Tagging, tagging everywhere, but not a drop of connotation to be found.
Seems like everyone is tagging their photos, blogs and music with extra meta-data to try to help describe the content. Just check out sites like Filckr (for photos), Technorati and Del.icio.us (for blogs and websites), and MusicStrands and Last.Fm (for music) to see what I mean. This type of open tagging of data has been given the name Folksonomy (aka social classification). The idea behind tagging is to make it easier to search documents (binary or text).
Searching the old fashion way: The way people normally add context to their searches is to add additional words. Take the word “rock”. To a geologist, it means one thing and to someone talking about music, it means a whole other thing, but a document on geology can contain the word “rock” and so can a document on music.
So, if you want to search for rock, in the music sense, you search for “rock music”, and for geology, you would search “rock geology”. The problem with this way of searching is that it relies on either all the words to be included in the document, or the use of an AI engine to derive the semantic meaning of the document. Neither method is 100% accurate, since only the author really knows the semantic meaning behind the words they are using, which brings us to the concept of tagging documents.
Because the author is the only one really capable of describing the semantic meaning of the document, folksonomy came to be and lets people tag their documents with keywords or phrases. The problem is that although you can now search on words or phrase that may not actually be in the document, you still have no idea the semantic meaning of the word or phrase has in relation to the author. Why? Because the tag “rock music” can be used by anyone, and everyone’s opinion on what the definition of “rock music” differs at least slightly.

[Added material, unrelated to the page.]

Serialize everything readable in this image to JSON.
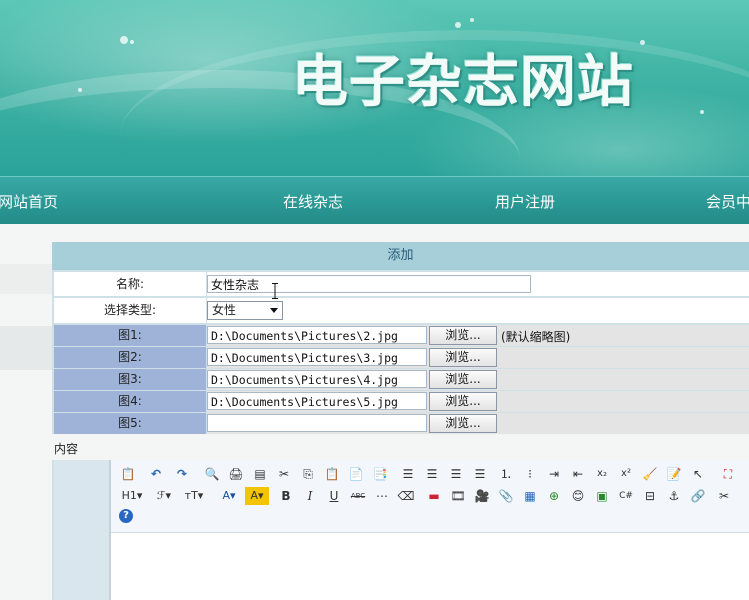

So, if I want to distinguish my definition of rock music from everyone else’s I would create a tag “Rock Music – DonXML”, which is pretty lame.
A much better, and cleaner, way of tagging would be to add the concept of a Controlled Vocabulary (CV), so the person tagging the document can tag their documents with their own tags. The problem here is that each CV sits in its own world, with no relationship to other CVs, which is not the case with global tags, since, in effect; there is really only one CV. So you would need the ability to map one CV to another, which then creates a Thesaurus. The upside is that you could “publish” one or more CVs for your site, use them on your site, and you maintian total control. Think of it as an extension of the RSS and Atom concepts of Categories, except that there would be a standard method to publish and define your categories and their relationships.

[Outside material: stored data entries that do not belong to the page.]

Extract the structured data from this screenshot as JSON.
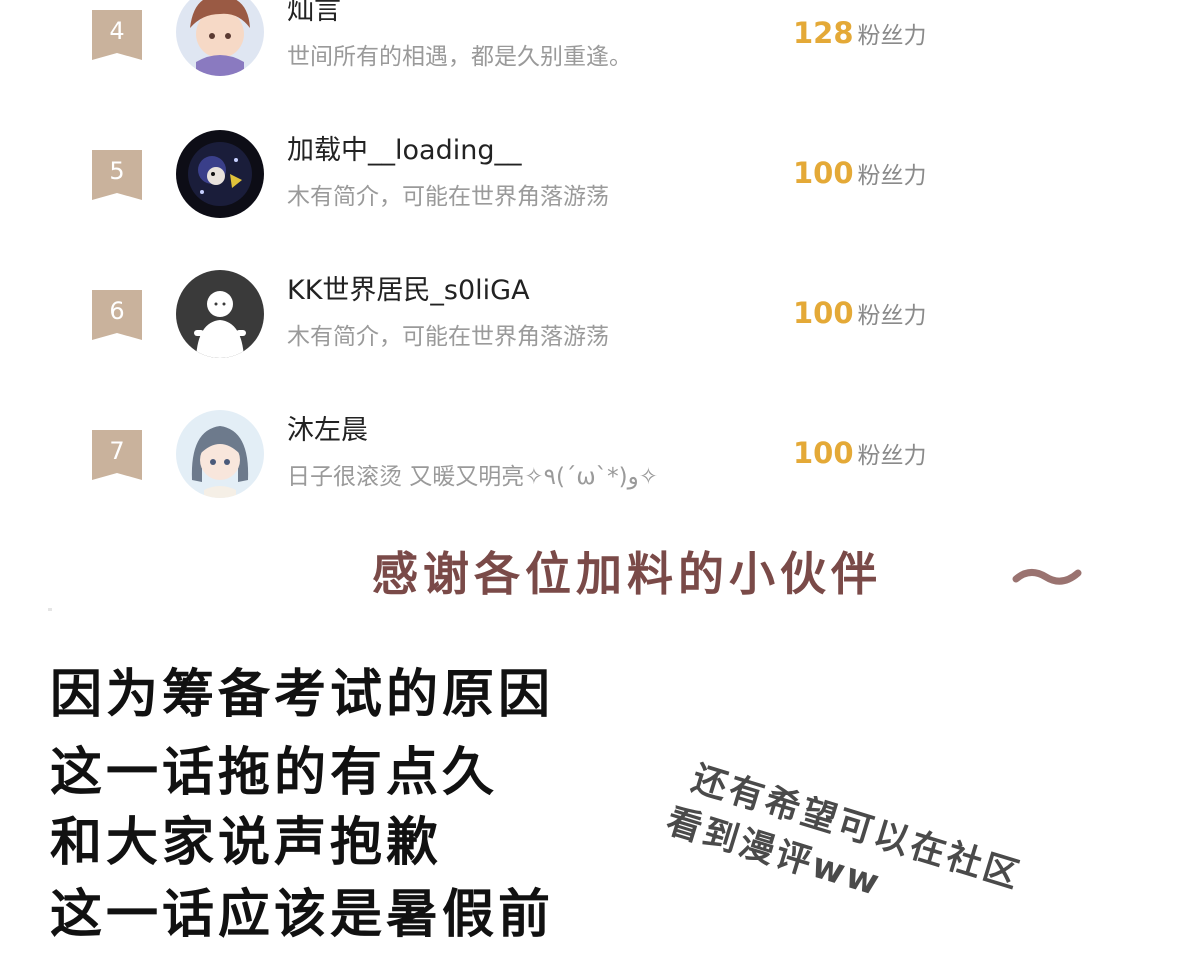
{
  "leaderboard": [
    {
      "rank": "4",
      "name": "灿言",
      "bio": "世间所有的相遇，都是久别重逢。",
      "fans_value": "128",
      "fans_unit": "粉丝力",
      "avatar_icon": "anime-boy-avatar"
    },
    {
      "rank": "5",
      "name": "加载中__loading__",
      "bio": "木有简介，可能在世界角落游荡",
      "fans_value": "100",
      "fans_unit": "粉丝力",
      "avatar_icon": "dark-cosmic-avatar"
    },
    {
      "rank": "6",
      "name": "KK世界居民_s0liGA",
      "bio": "木有简介，可能在世界角落游荡",
      "fans_value": "100",
      "fans_unit": "粉丝力",
      "avatar_icon": "default-person-avatar"
    },
    {
      "rank": "7",
      "name": "沐左晨",
      "bio": "日子很滚烫 又暖又明亮✧٩(ˊωˋ*)و✧",
      "fans_value": "100",
      "fans_unit": "粉丝力",
      "avatar_icon": "anime-girl-avatar"
    }
  ],
  "thanks_text": "感谢各位加料的小伙伴",
  "note_lines": [
    "因为筹备考试的原因",
    "这一话拖的有点久",
    "和大家说声抱歉",
    "这一话应该是暑假前"
  ],
  "side_note_lines": [
    "还有希望可以在社区",
    "看到漫评ww"
  ],
  "colors": {
    "badge": "#c9b29c",
    "fans_value": "#e4a937",
    "thanks_text": "#7a4a48",
    "bio_text": "#9a9a9a"
  }
}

Some contend that adding CV to folksonomy can’t work, since it is expensive to maintain and develop CVs, but I’m not talking about creating massive CVs that everyone share. I’d rather see every person/site create their own CVs, since each person/site can use their own definitions (just like they can do now with the folksonomy tags). But, personal CVs require the following additional items to work:
- A common way to publish the CVs.
- A common way to publish Thesauri (mapping personal CVs to other CVs)
Fortunately, the Publishing Industry (aka PRISM) already has a public standard for Controlled Vocabularies. The problem is that there is no standard API built around retrieving or maintaining CVs, the spec is all about the CV document. The PRISM CV spec could also be used to map between CVs. One of the mapping problems I’ve been struggling with is what I call relativistic thesauri. If you take 2 similar terms, each defined in separate CVs, by separate authors, but only the original author should be able to define the relationship between the terms, relative to their term. So, if MusicMatch has a term Rock, and I have a term Rock, I can mark the MusicMatch term Rock as a broaderTerm of my term called Rock. MusicMatch may not see it the same way, and they could map my term as a relatedTerm (or even a synonym). This type of information needs to part of a standard thesaurus publishing API.
There’s a lot more stuff to go over (I didn’t even touch on how to make use of CVs when querying, which, in the end, is the whole reason to go thru this effort).
Sites like The Working Network, GotDotNet, and CodeZone (along with all the blog sites, and a lot more), could really make use of this, without having to wait for things like Web 2.0 and the Semantic Web. Without something like this, you are just creating random acts of senseless tagging.